Oscar is only 14 months old but has a special mission in life. To be prepared, he required a year of training in South Carolina. In July, he was posted for duty in Parkland, a long way from where he was bred in Georgia. Oscar is now a highly trained service dog. His mission is to help a Parkland boy who suffers from Phelan-McDermid Syndrome, a rare genetic disorder known to afflict fewer than 600 individuals around the world. The condition results in numerous developmental disabilities, including autistic-like behavior.

A "behavioral distraction dog" is Oscar's official title. His role is to be a companion and friend to Jack Mancini, who will be four years old in November. Oscar, it is hoped, will provide comfort and confidence to the child. This special dog can be a calming presence in Jack's life and may reduce his emotional outbursts. The "distraction dog" is specifically trained to distract a child from robotic, repetitive or dangerous behavior.

Jack's parents, Jennifer and Dave Mancini, are hopeful that the Golden Retriever now in their family will be beneficial to their son and make caring for him a bit less stressful for them.

At times, Jack's four-legged friend will be tethered to him to keep him from wandering off or getting into danger. "Jack needs attention and must be watched all the time," his mother says.

She explains that little Jack has no sense of danger and doesn't feel pain as much as the rest of us. Because being near a hot stove or a pot of boiling water is dangerous for him, the dog will keep him away. "Oscar will provide a little more security for us," she says.

Because Jack doesn't talk, he has no social relationships, no friends.

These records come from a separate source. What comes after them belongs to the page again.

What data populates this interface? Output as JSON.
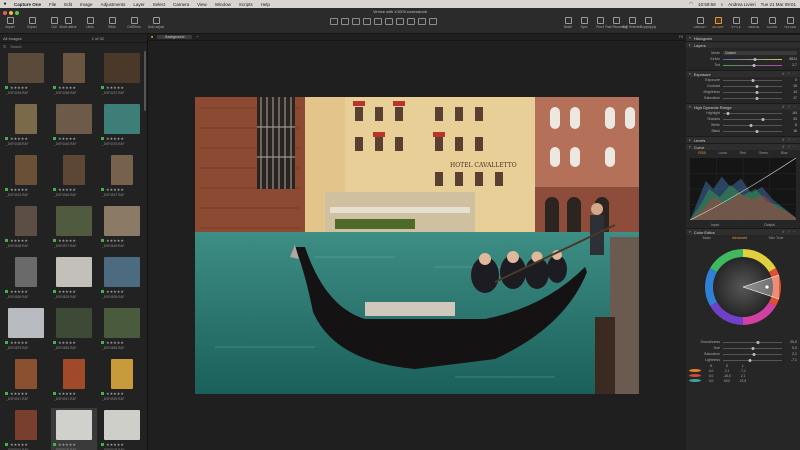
{
  "menubar": {
    "apple": "",
    "items": [
      "Capture One",
      "File",
      "Edit",
      "Image",
      "Adjustments",
      "Layer",
      "Select",
      "Camera",
      "View",
      "Window",
      "Scripts",
      "Help"
    ],
    "time_short": "10:59:59",
    "user": "Andrea Livieri",
    "datetime": "Tue 21 Mar 09:01"
  },
  "window": {
    "title": "Venice with X100V.cosessionb"
  },
  "toolbar": {
    "left_buttons": [
      "Import",
      "Export",
      "Cull"
    ],
    "mid_buttons": [
      "Move active",
      "Undo",
      "Redo",
      "Crit/Redo",
      "Auto adjust"
    ],
    "cursor_tools_label": "Cursor Tools",
    "right_buttons": [
      "Batch",
      "Sync",
      "Proof",
      "Fast Renaming",
      "Edit Selected",
      "Copy/Apply"
    ]
  },
  "tool_tabs": [
    {
      "label": "LIBRARY",
      "active": false
    },
    {
      "label": "ADJUST",
      "active": true
    },
    {
      "label": "STYLE",
      "active": false
    },
    {
      "label": "REFINE",
      "active": false
    },
    {
      "label": "SHAPE",
      "active": false
    },
    {
      "label": "TETHER",
      "active": false
    }
  ],
  "browser": {
    "collection_label": "All Images",
    "count": "1 of 32",
    "search_placeholder": "Search",
    "thumbs": [
      {
        "file": "_DSF4394.RAF",
        "stars": "★★★★★",
        "color": "#5a4a3a",
        "portrait": false,
        "selected": false
      },
      {
        "file": "_DSF4396.RAF",
        "stars": "★★★★★",
        "color": "#6a5540",
        "portrait": true,
        "selected": false
      },
      {
        "file": "_DSF4437.RAF",
        "stars": "★★★★★",
        "color": "#4a3828",
        "portrait": false,
        "selected": false
      },
      {
        "file": "_DSF4438.RAF",
        "stars": "★★★★★",
        "color": "#7a6a4a",
        "portrait": true,
        "selected": false
      },
      {
        "file": "_DSF4440.RAF",
        "stars": "★★★★★",
        "color": "#6e5a48",
        "portrait": false,
        "selected": false
      },
      {
        "file": "_DSF4475.RAF",
        "stars": "★★★★★",
        "color": "#3e7e78",
        "portrait": false,
        "selected": false
      },
      {
        "file": "_DSF4531.RAF",
        "stars": "★★★★★",
        "color": "#6b5038",
        "portrait": true,
        "selected": false
      },
      {
        "file": "_DSF4546.RAF",
        "stars": "★★★★★",
        "color": "#5e4634",
        "portrait": true,
        "selected": false
      },
      {
        "file": "_DSF4547.RAF",
        "stars": "★★★★★",
        "color": "#76624c",
        "portrait": true,
        "selected": false
      },
      {
        "file": "_DSF4608.RAF",
        "stars": "★★★★★",
        "color": "#5c4e44",
        "portrait": true,
        "selected": false
      },
      {
        "file": "_DSF4577.RAF",
        "stars": "★★★★★",
        "color": "#4f5a3e",
        "portrait": false,
        "selected": false
      },
      {
        "file": "_DSF4649.RAF",
        "stars": "★★★★★",
        "color": "#8a7a66",
        "portrait": false,
        "selected": false
      },
      {
        "file": "_DSF4826.RAF",
        "stars": "★★★★★",
        "color": "#6a6a6a",
        "portrait": true,
        "selected": false
      },
      {
        "file": "_DSF4824.RAF",
        "stars": "★★★★★",
        "color": "#c2c0b8",
        "portrait": false,
        "selected": false
      },
      {
        "file": "_DSF4835.RAF",
        "stars": "★★★★★",
        "color": "#4c6a80",
        "portrait": false,
        "selected": false
      },
      {
        "file": "_DSF4879.RAF",
        "stars": "★★★★★",
        "color": "#b8bcc0",
        "portrait": false,
        "selected": false
      },
      {
        "file": "_DSF4882.RAF",
        "stars": "★★★★★",
        "color": "#3c4a36",
        "portrait": false,
        "selected": false
      },
      {
        "file": "_DSF4883.RAF",
        "stars": "★★★★★",
        "color": "#4a5a3c",
        "portrait": false,
        "selected": false
      },
      {
        "file": "_DSF4917.RAF",
        "stars": "★★★★★",
        "color": "#8a5030",
        "portrait": true,
        "selected": false
      },
      {
        "file": "_DSF4917.RAF",
        "stars": "★★★★★",
        "color": "#a04a2a",
        "portrait": true,
        "selected": false
      },
      {
        "file": "_DSF4929.RAF",
        "stars": "★★★★★",
        "color": "#c89a3a",
        "portrait": true,
        "selected": false
      },
      {
        "file": "_DSF5016.RAF",
        "stars": "★★★★★",
        "color": "#7a3e2e",
        "portrait": true,
        "selected": false
      },
      {
        "file": "_DSF5026.RAF",
        "stars": "★★★★★",
        "color": "#d0d0cc",
        "portrait": false,
        "selected": true
      },
      {
        "file": "_DSF5025.RAF",
        "stars": "★★★★★",
        "color": "#cfcfca",
        "portrait": false,
        "selected": false
      }
    ]
  },
  "viewer": {
    "tab_label": "Background",
    "zoom_label": "Fit",
    "photo_sign": "HOTEL CAVALLETTO"
  },
  "tools": {
    "histogram": "Histogram",
    "layers": "Layers",
    "white_balance": {
      "title": "White Balance",
      "mode_label": "Mode",
      "mode_value": "Custom",
      "kelvin_label": "Kelvin",
      "kelvin_value": "5824",
      "tint_label": "Tint",
      "tint_value": "2,7"
    },
    "exposure": {
      "title": "Exposure",
      "rows": [
        {
          "label": "Exposure",
          "value": "0",
          "pos": 0.5
        },
        {
          "label": "Contrast",
          "value": "15",
          "pos": 0.58
        },
        {
          "label": "Brightness",
          "value": "14",
          "pos": 0.57
        },
        {
          "label": "Saturation",
          "value": "17",
          "pos": 0.58
        }
      ]
    },
    "hdr": {
      "title": "High Dynamic Range",
      "rows": [
        {
          "label": "Highlight",
          "value": "-84",
          "pos": 0.08
        },
        {
          "label": "Shadow",
          "value": "34",
          "pos": 0.67
        },
        {
          "label": "White",
          "value": "-5",
          "pos": 0.47
        },
        {
          "label": "Black",
          "value": "16",
          "pos": 0.58
        }
      ]
    },
    "levels": "Levels",
    "curve": {
      "title": "Curve",
      "tabs": [
        "RGB",
        "Luma",
        "Red",
        "Green",
        "Blue"
      ],
      "input_label": "Input",
      "output_label": "Output"
    },
    "color_editor": {
      "title": "Color Editor",
      "tabs": [
        "Basic",
        "Advanced",
        "Skin Tone"
      ],
      "rows": [
        {
          "label": "Smoothness",
          "value": "20,0",
          "pos": 0.6
        },
        {
          "label": "Hue",
          "value": "0,0",
          "pos": 0.5
        },
        {
          "label": "Saturation",
          "value": "2,1",
          "pos": 0.52
        },
        {
          "label": "Lightness",
          "value": "-7,1",
          "pos": 0.46
        }
      ],
      "table_head": [
        "H",
        "S",
        "L"
      ],
      "table_rows": [
        {
          "color": "#e5832a",
          "h": "0,0",
          "s": "2,1",
          "l": "-7,1"
        },
        {
          "color": "#d44a3a",
          "h": "0,0",
          "s": "-16,0",
          "l": "2,1"
        },
        {
          "color": "#3aa7a0",
          "h": "0,0",
          "s": "49,0",
          "l": "22,5"
        }
      ]
    }
  },
  "colors": {
    "accent": "#e39a3b",
    "panel": "#262626",
    "tag_green": "#3bb54a"
  }
}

Oscar doesn't care and will be a loyal friend.

The Mancini family waited more than a year to bring Oscar home from the Service Dog Institute in South Carolina, which dedicates itself to providing service dogs for children with disabilities. Instead of generic training, each dog is matched with a specific child and trained accordingly. Most of the dogs are Labrador Retrievers or Golden Retrievers and are bred to be service dogs. Their path to someone's side begins as puppies. For the first six months or so, they are cared for by volunteer trainers. They are then matched with a professional trainer for six to twelve months.

This can be costly. Melissa Yetter, director of the Service Dog Institute, says the institute cannot charge a fee for the dogs because it is a non-profit organization. But it helps families organize fundraising events to donate $13,000 to $15,000 to the organization. The Mancini family raised nearly $20,000 in a charitable bowling event last year. The Mancinis donated the money to the Service Dog Institute and to the Phelan-McDermid Foundation for research on this rare condition.

Yetter is quick to emphasize that a service dog is not a cure for a developmentally disabled child, but can help parents care for a child and be a child's best friend, as well as improve times when the child is out in public. For three years, Yetter's son has had a service dog companion. "It allows my son to be more accepted in society," she says. "The presence of the dog takes pressure off my son in public."

Service dogs have been trained for many years. But with the increase in autism among children, Yetter expects there will be increased interest in service dogs for such children.

The adage may be true. A dog may, indeed, be man's best friend. But for a boy with special needs, a dog is much more than that.